Explorations in Black Leadership

Co-Directed by Phyllis Leffler & Julian Bond

Military Racism and Embracing Nonviolence

BOND: And your father, who was in the military, but nonetheless, when you become an advocate of nonviolence, is very supportive of that.

LEE: My father spent twenty-five years in the Army as a lieutenant colonel, and I tell you, he's one of the few individuals who understands very clearly my reasons to be against this war and all wars that I have witnessed in my life, and he knows how much I support him and veterans and the military and how much I support our troops, but he knows good and well and I've seen — he was in two wars, so I've seen what war can do to families and I know what war is about, and I grew up as a military brat.
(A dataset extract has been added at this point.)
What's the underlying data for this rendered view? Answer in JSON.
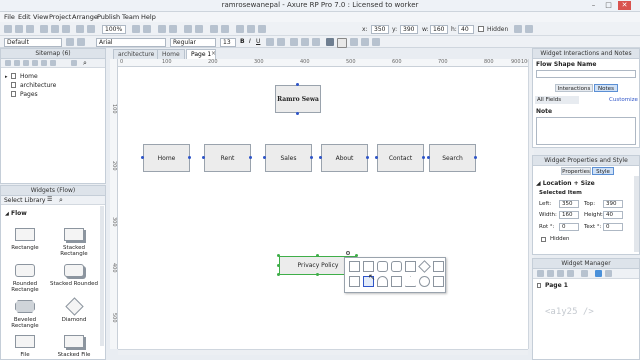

He was stationed at Fort Bliss, and also my dad — I can remember as a child, going to restaurants with him in his uniform, going to theaters in his uniform — my dad, my mother and my two sisters — and being turned away, saying, "I'm sorry, we don't serve," and they'd use the N word and here my dad was serving his country, fighting for his country and still couldn't go to restaurants and so my father's very clear on supporting the troops and why I stand for peace and he was one of the first persons, given some of the tough votes I've cast, that called me and gave me the support and love and said, "You're on the right track, don't back down, you're right, and many of our veterans love you and support you for that."